Restore the half-vampire human to fully human without destroying the sire. The Demon Physician had taken up the gauntlet of slicing through a Gordian knot no one had ever cut before. Setsura/Kongodai was equally intrigued by the challenge before him.
“Humans don’t turn into vampires because of a poison, but because of a curse occasioned by their behavior itself.” Mephisto’s voice was the crystallization of a dark winter’s night. “The breaking of such a curse is not the province of science. But she shall be treated.”
He said it would and so it must be possible. This was Mephisto, after all.
“And when will that occur? Does not your face and soul pose the question, wearer of Setsura’s face?” When the black-robed man nodded, Mephisto said, “Then let us tell the real Setsura, my client who requested this treatment.”
He did a half-turn and stared intently at Setsura’s face, who retreated a step without realizing it. Mephisto grasped his hand. “To tell the truth, were you to insist that you were you, even I would harbor doubts. I do not charge my patients, but for the crime of reproducing his face, I shall demand a fee.”

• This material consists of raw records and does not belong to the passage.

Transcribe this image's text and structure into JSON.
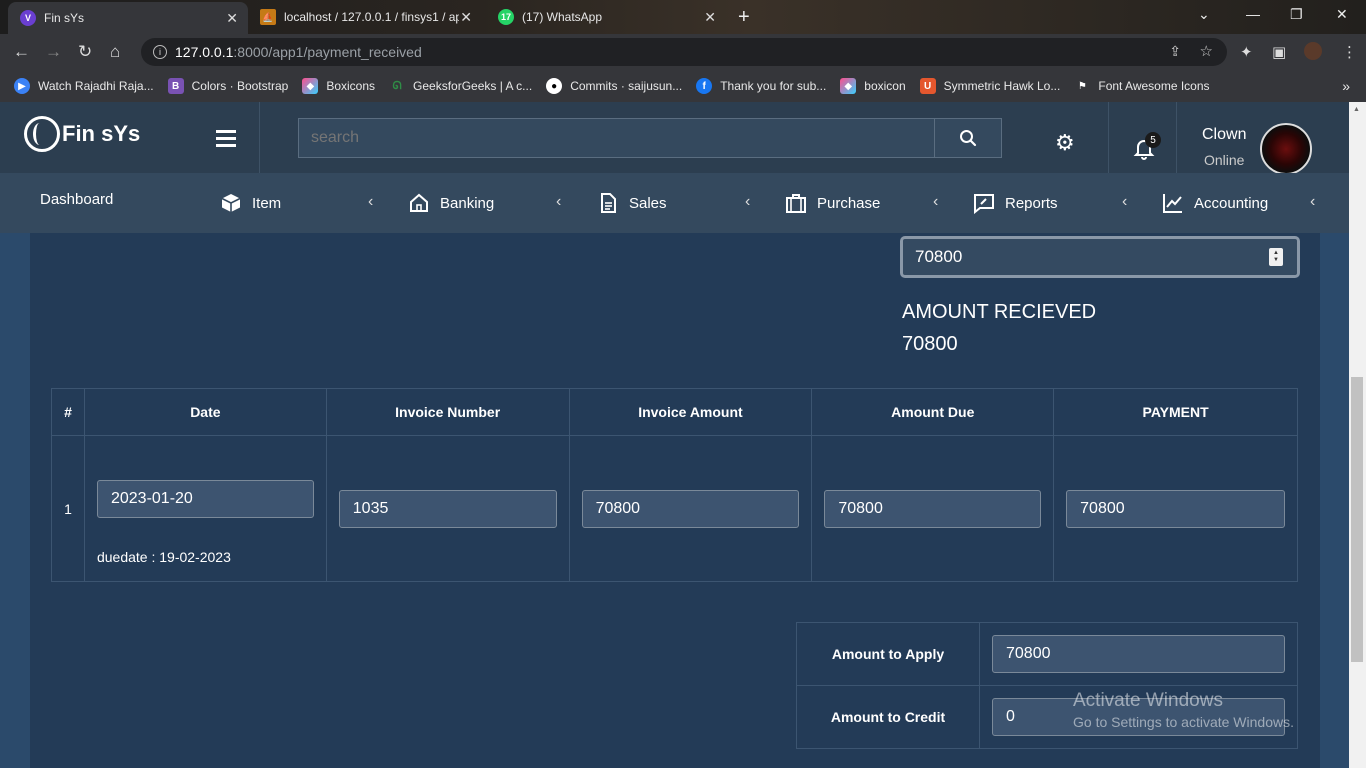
{
  "browser": {
    "tabs": [
      {
        "title": "Fin sYs",
        "active": true
      },
      {
        "title": "localhost / 127.0.0.1 / finsys1 / ap",
        "active": false
      },
      {
        "title": "(17) WhatsApp",
        "active": false,
        "badge": "17"
      }
    ],
    "url_host": "127.0.0.1",
    "url_path": ":8000/app1/payment_received",
    "bookmarks": [
      "Watch Rajadhi Raja...",
      "Colors · Bootstrap",
      "Boxicons",
      "GeeksforGeeks | A c...",
      "Commits · saijusun...",
      "Thank you for sub...",
      "boxicon",
      "Symmetric Hawk Lo...",
      "Font Awesome Icons"
    ]
  },
  "header": {
    "brand": "Fin sYs",
    "search_placeholder": "search",
    "notification_count": "5",
    "user_name": "Clown",
    "user_status": "Online"
  },
  "nav": {
    "dashboard": "Dashboard",
    "items": [
      "Item",
      "Banking",
      "Sales",
      "Purchase",
      "Reports",
      "Accounting"
    ]
  },
  "payment": {
    "amount_input": "70800",
    "amount_received_label": "AMOUNT RECIEVED",
    "amount_received_value": "70800"
  },
  "table": {
    "headers": [
      "#",
      "Date",
      "Invoice Number",
      "Invoice Amount",
      "Amount Due",
      "PAYMENT"
    ],
    "rows": [
      {
        "index": "1",
        "date": "2023-01-20",
        "due_date": "duedate : 19-02-2023",
        "invoice_number": "1035",
        "invoice_amount": "70800",
        "amount_due": "70800",
        "payment": "70800"
      }
    ]
  },
  "summary": {
    "apply_label": "Amount to Apply",
    "apply_value": "70800",
    "credit_label": "Amount to Credit",
    "credit_value": "0"
  },
  "watermark": {
    "line1": "Activate Windows",
    "line2": "Go to Settings to activate Windows."
  }
}
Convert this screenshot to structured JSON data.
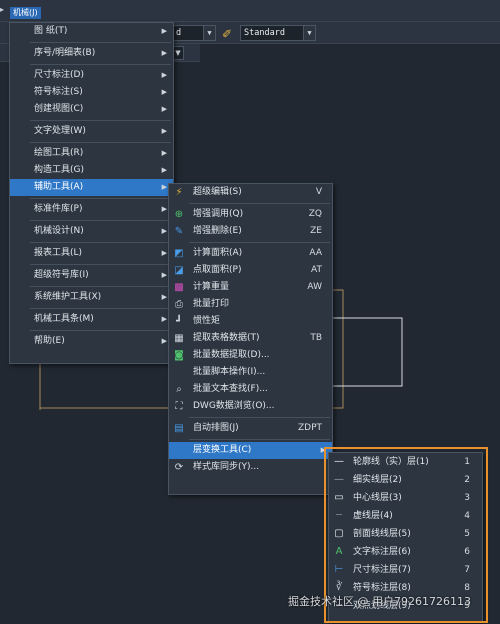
{
  "menubar": {
    "item": "机械(J)"
  },
  "toolbar": {
    "combo1": "d",
    "textstyle": "Standard"
  },
  "main_menu": [
    {
      "label": "图    纸(T)",
      "sub": true
    },
    {
      "sep": true
    },
    {
      "label": "序号/明细表(B)",
      "sub": true
    },
    {
      "sep": true
    },
    {
      "label": "尺寸标注(D)",
      "sub": true
    },
    {
      "label": "符号标注(S)",
      "sub": true
    },
    {
      "label": "创建视图(C)",
      "sub": true
    },
    {
      "sep": true
    },
    {
      "label": "文字处理(W)",
      "sub": true
    },
    {
      "sep": true
    },
    {
      "label": "绘图工具(R)",
      "sub": true
    },
    {
      "label": "构造工具(G)",
      "sub": true
    },
    {
      "label": "辅助工具(A)",
      "sub": true,
      "highlight": true
    },
    {
      "sep": true
    },
    {
      "label": "标准件库(P)",
      "sub": true
    },
    {
      "sep": true
    },
    {
      "label": "机械设计(N)",
      "sub": true
    },
    {
      "sep": true
    },
    {
      "label": "报表工具(L)",
      "sub": true
    },
    {
      "sep": true
    },
    {
      "label": "超级符号库(I)",
      "sub": true
    },
    {
      "sep": true
    },
    {
      "label": "系统维护工具(X)",
      "sub": true
    },
    {
      "sep": true
    },
    {
      "label": "机械工具条(M)",
      "sub": true
    },
    {
      "sep": true
    },
    {
      "label": "帮助(E)",
      "sub": true
    }
  ],
  "aux_menu": [
    {
      "label": "超级编辑(S)",
      "key": "V",
      "icon": "super-edit-icon"
    },
    {
      "sep": true
    },
    {
      "label": "增强调用(Q)",
      "key": "ZQ",
      "icon": "enhanced-call-icon"
    },
    {
      "label": "增强删除(E)",
      "key": "ZE",
      "icon": "enhanced-delete-icon"
    },
    {
      "sep": true
    },
    {
      "label": "计算面积(A)",
      "key": "AA",
      "icon": "area-calc-icon"
    },
    {
      "label": "点取面积(P)",
      "key": "AT",
      "icon": "pick-area-icon"
    },
    {
      "label": "计算重量",
      "key": "AW",
      "icon": "weight-calc-icon"
    },
    {
      "label": "批量打印",
      "key": "",
      "icon": "batch-print-icon"
    },
    {
      "label": "惯性矩",
      "key": "",
      "icon": "inertia-icon"
    },
    {
      "label": "提取表格数据(T)",
      "key": "TB",
      "icon": "table-extract-icon"
    },
    {
      "label": "批量数据提取(D)...",
      "key": "",
      "icon": "batch-data-icon"
    },
    {
      "label": "批量脚本操作(I)...",
      "key": "",
      "icon": ""
    },
    {
      "label": "批量文本查找(F)...",
      "key": "",
      "icon": "text-find-icon"
    },
    {
      "label": "DWG数据浏览(O)...",
      "key": "",
      "icon": "dwg-browse-icon"
    },
    {
      "sep": true
    },
    {
      "label": "自动排图(J)",
      "key": "ZDPT",
      "icon": "auto-layout-icon"
    },
    {
      "sep": true
    },
    {
      "label": "层变换工具(C)",
      "key": "",
      "icon": "",
      "sub": true,
      "highlight": true
    },
    {
      "label": "样式库同步(Y)...",
      "key": "",
      "icon": "style-sync-icon"
    }
  ],
  "layer_menu": [
    {
      "label": "轮廓线（实）层(1)",
      "num": "1",
      "icon": "solid-line-icon"
    },
    {
      "label": "细实线层(2)",
      "num": "2",
      "icon": "thin-line-icon"
    },
    {
      "label": "中心线层(3)",
      "num": "3",
      "icon": "center-line-icon"
    },
    {
      "label": "虚线层(4)",
      "num": "4",
      "icon": "dashed-line-icon"
    },
    {
      "label": "剖面线线层(5)",
      "num": "5",
      "icon": "hatch-line-icon"
    },
    {
      "label": "文字标注层(6)",
      "num": "6",
      "icon": "text-layer-icon"
    },
    {
      "label": "尺寸标注层(7)",
      "num": "7",
      "icon": "dimension-layer-icon"
    },
    {
      "label": "符号标注层(8)",
      "num": "8",
      "icon": "symbol-layer-icon"
    },
    {
      "label": "双点划线层(9)",
      "num": "9",
      "icon": "double-dash-icon"
    }
  ],
  "watermark": "掘金技术社区 @ 用户79261726113",
  "colors": {
    "highlight": "#2f78c7",
    "menu_bg": "#2c3540",
    "orange_box": "#e8912c"
  }
}
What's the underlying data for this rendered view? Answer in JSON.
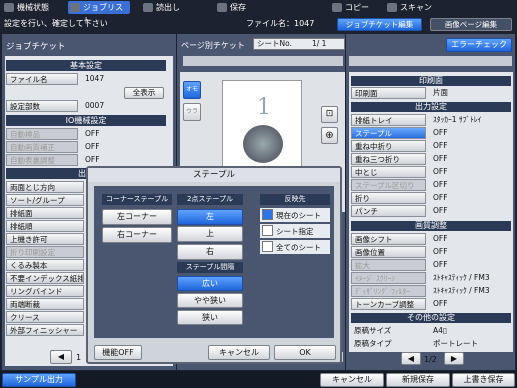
{
  "top_tabs": [
    "機械状態",
    "ジョブリスト",
    "読出し",
    "保存",
    "コピー",
    "スキャン"
  ],
  "instruction": "設定を行い、確定して下さい",
  "file_name_display": "ファイル名：1047",
  "sub_tabs": [
    "ジョブチケット編集",
    "画像ページ編集"
  ],
  "left_title": "ジョブチケット",
  "basic": {
    "header": "基本設定",
    "rows": [
      {
        "label": "ファイル名",
        "value": "1047"
      },
      {
        "label": "設定部数",
        "value": "0007"
      }
    ],
    "show_all": "全表示"
  },
  "io": {
    "header": "IO機械設定",
    "rows": [
      {
        "label": "自動検品",
        "value": "OFF"
      },
      {
        "label": "自動画質補正",
        "value": "OFF"
      },
      {
        "label": "自動表裏調整",
        "value": "OFF"
      }
    ]
  },
  "output_partial": "出力",
  "left_rows": [
    "両面とじ方向",
    "ソート/グループ",
    "排紙面",
    "排紙順",
    "上機き許可",
    "折り印刷設定",
    "くるみ製本",
    "不要インデックス紙排紙",
    "リングバインド",
    "両端断裁",
    "クリース",
    "外部フィニッシャー"
  ],
  "left_page": "1",
  "mid_title": "ページ別チケット",
  "sheet_label": "シートNo.",
  "sheet_value": "1/  1",
  "error_check": "エラーチェック",
  "thumb_labels": {
    "front": "オモテ",
    "back": "ウラ",
    "page_number": "1"
  },
  "print_side": {
    "header": "印刷面",
    "label": "印刷面",
    "value": "片面"
  },
  "output": {
    "header": "出力設定",
    "rows": [
      {
        "label": "排紙トレイ",
        "value": "ｽﾀｯｶｰ1 ｻﾌﾞﾄﾚｲ",
        "state": "normal"
      },
      {
        "label": "ステープル",
        "value": "OFF",
        "state": "active"
      },
      {
        "label": "重ね中折り",
        "value": "OFF",
        "state": "normal"
      },
      {
        "label": "重ね三つ折り",
        "value": "OFF",
        "state": "normal"
      },
      {
        "label": "中とじ",
        "value": "OFF",
        "state": "normal"
      },
      {
        "label": "ステープル区切り",
        "value": "OFF",
        "state": "disabled"
      },
      {
        "label": "折り",
        "value": "OFF",
        "state": "normal"
      },
      {
        "label": "パンチ",
        "value": "OFF",
        "state": "normal"
      }
    ]
  },
  "image": {
    "header": "画質調整",
    "rows": [
      {
        "label": "画像シフト",
        "value": "OFF",
        "state": "normal"
      },
      {
        "label": "画像位置",
        "value": "OFF",
        "state": "normal"
      },
      {
        "label": "拡大",
        "value": "OFF",
        "state": "disabled"
      },
      {
        "label": "ｲﾒｰｼﾞ ｽｸﾘｰﾝ",
        "value": "ｽﾄｷｬｽﾃｨｯｸ / FM3",
        "state": "disabled"
      },
      {
        "label": "ﾃﾞｨｻﾞﾘﾝｸﾞ ﾌｨﾙﾀｰ",
        "value": "ｽﾄｷｬｽﾃｨｯｸ / FM3",
        "state": "disabled"
      },
      {
        "label": "トーンカーブ調整",
        "value": "OFF",
        "state": "normal"
      }
    ]
  },
  "other": {
    "header": "その他の設定",
    "rows": [
      {
        "label": "原稿サイズ",
        "value": "A4▯"
      },
      {
        "label": "原稿タイプ",
        "value": "ポートレート"
      }
    ]
  },
  "right_page": "1/2",
  "dialog": {
    "title": "ステープル",
    "corner": {
      "header": "コーナーステープル",
      "left": "左コーナー",
      "right": "右コーナー"
    },
    "two_point": {
      "header": "2点ステープル",
      "left": "左",
      "top": "上",
      "right": "右"
    },
    "interval": {
      "header": "ステープル間隔",
      "wide": "広い",
      "slightly": "やや狭い",
      "narrow": "狭い"
    },
    "reflect": {
      "header": "反映先",
      "current": "現在のシート",
      "sheet_spec": "シート指定",
      "all": "全てのシート"
    },
    "func_off": "機能OFF",
    "cancel": "キャンセル",
    "ok": "OK"
  },
  "bottom": {
    "sample": "サンプル出力",
    "cancel": "キャンセル",
    "new_save": "新規保存",
    "overwrite": "上書き保存"
  }
}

A countenance inhumanly handsome approached one of otherworldly beauty. Anybody could have imagined what would come next. But an unexpected interruption occurred just before those two faces melded together.

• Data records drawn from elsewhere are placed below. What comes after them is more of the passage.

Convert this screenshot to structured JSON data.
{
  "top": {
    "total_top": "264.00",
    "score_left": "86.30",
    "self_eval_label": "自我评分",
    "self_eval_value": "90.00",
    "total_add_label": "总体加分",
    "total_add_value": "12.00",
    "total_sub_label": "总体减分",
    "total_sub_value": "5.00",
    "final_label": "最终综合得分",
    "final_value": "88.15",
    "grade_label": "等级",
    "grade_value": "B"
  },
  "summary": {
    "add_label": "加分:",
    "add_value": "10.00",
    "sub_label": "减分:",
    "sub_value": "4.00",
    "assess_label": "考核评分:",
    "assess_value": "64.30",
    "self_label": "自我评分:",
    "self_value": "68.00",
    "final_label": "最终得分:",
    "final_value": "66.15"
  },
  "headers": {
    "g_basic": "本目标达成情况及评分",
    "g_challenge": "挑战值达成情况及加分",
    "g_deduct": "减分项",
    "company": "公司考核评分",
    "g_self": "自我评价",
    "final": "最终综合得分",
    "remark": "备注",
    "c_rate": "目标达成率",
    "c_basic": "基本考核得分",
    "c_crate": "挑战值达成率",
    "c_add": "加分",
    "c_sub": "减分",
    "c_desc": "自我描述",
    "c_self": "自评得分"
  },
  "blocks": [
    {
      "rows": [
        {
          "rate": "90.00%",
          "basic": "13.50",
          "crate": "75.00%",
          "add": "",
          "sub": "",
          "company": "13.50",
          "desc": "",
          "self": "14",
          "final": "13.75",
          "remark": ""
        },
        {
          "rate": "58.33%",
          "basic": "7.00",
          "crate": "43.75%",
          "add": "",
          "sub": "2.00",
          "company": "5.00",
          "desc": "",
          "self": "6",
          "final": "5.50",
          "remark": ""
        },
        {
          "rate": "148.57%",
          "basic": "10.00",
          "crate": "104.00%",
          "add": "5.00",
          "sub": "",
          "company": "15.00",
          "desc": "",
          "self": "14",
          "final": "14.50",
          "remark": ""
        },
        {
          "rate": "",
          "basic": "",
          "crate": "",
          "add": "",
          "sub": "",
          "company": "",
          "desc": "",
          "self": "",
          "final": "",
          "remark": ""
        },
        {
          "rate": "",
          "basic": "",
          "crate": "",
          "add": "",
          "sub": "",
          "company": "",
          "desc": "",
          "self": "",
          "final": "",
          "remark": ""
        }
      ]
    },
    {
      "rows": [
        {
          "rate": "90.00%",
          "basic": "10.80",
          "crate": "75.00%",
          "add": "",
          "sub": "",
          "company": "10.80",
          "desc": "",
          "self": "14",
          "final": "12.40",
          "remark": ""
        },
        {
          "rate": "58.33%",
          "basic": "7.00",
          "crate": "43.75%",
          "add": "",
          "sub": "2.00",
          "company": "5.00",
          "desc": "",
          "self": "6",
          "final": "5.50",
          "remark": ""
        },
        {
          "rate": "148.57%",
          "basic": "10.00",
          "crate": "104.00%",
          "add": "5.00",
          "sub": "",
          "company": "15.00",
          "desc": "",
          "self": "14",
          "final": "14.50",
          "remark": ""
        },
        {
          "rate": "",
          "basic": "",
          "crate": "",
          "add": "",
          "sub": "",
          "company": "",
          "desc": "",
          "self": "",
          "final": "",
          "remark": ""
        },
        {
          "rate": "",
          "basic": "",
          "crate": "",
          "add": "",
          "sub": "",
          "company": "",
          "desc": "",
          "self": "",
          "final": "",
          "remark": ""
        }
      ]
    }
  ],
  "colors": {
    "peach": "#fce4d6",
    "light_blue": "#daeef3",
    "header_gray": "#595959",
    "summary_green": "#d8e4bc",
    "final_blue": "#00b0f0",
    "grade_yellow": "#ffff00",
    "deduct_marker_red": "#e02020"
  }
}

“Sir Mephisto,” called out an older man.
The urgency in the voice made Mephisto turn around. The great warlock was no longer only a head. Four “legs” jutting from his thick tube of a body raised him five feet off the ground. The joints of the “pelvis” and “knees” and “ankles” flexed and bent with an impressive dexterity as he scampered up to Mephisto.
“What do you intend to do with him? However irreplaceable you may be, Setsura Aki remains our sworn enemy, our unlucky star. Do not forget that. A friendly reception is the last thing he deserves. Stand aside and I shall deliver the coup de grâce.”

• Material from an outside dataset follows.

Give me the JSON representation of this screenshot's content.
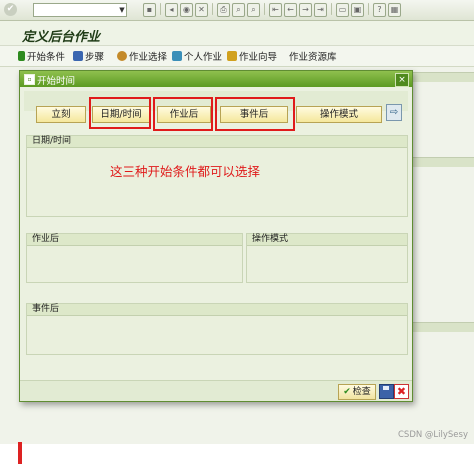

“This man is my patient,” Mephisto replied, meeting the blood-red loathing in Kikiou’s eyes with cool resolve. “No matter the shape or form, he who seeks the help of Doctor Mephisto shall remain in my care until a compl
ete recovery has been achieved.”
The great warlock fell silent. The desire to sally into battle burned brightly, and such a contest would have created a most interesting spectacle, but he turned his thoughts in a different direction.
“Forgive me. This old man is cursed with a short temper.” The half-human bowed his head.
Mephisto answered with a silent bow of his own, then said to Setsura, “Have a seat over there.” He indicated a chair in the corner of the room. “Make a tongue? Or swap voice boxes? It won’t hurt. The former will take a tad more time. The faster the better, I presume? Though it will take a bit of time getting used to.”
Setsura bobbed his head.
“A fake, but the substance is the same. I don’t know whose handiwork this is, but there are many frightening people in this world.”
Mephisto seized Setsura’s jaw, the light of pure intrigue shining in his eyes. For a moment, a what-the-hell look flashed in his eyes. Then he obediently raised his head, exposing his pale throat.
Mephisto was a vampire. Only one thing could follow. Except that it didn’t. All that trailed down the skin was a white finger. Setsura hunched his shoulder. Because it tickled.
“You must suffer, unable to speak on your own.” Any sense of danger vanished from Mephisto’s expression and tone of voice. This was the Doctor Mephisto that always appeared before a patient.
His finger stopped on Setsura’s throat. Without the slightest sign of tension on the skin, the finger sank down to the second joint. Anybody would have started with surprise, but the finger withdrew before he could blink.
Examining the throat and finding not even the hint of a scar there, Mephisto asked, “How do you feel?”
“Hey, watch where you put your hands.”
“Good.”
As Setsura put his hand to his own throat as if making fine adjustments, Mephisto stepped back and said to Kikiou, “The treatment is complete.”
“That was impressive.”
The old man’s gaze was wrapped with icy bands of destruction. No matter what the realm, Kikiou now defined himself by his desire to destroy Setsura. He said, as if unable to wait any longer, “And now he isn’t your patient?”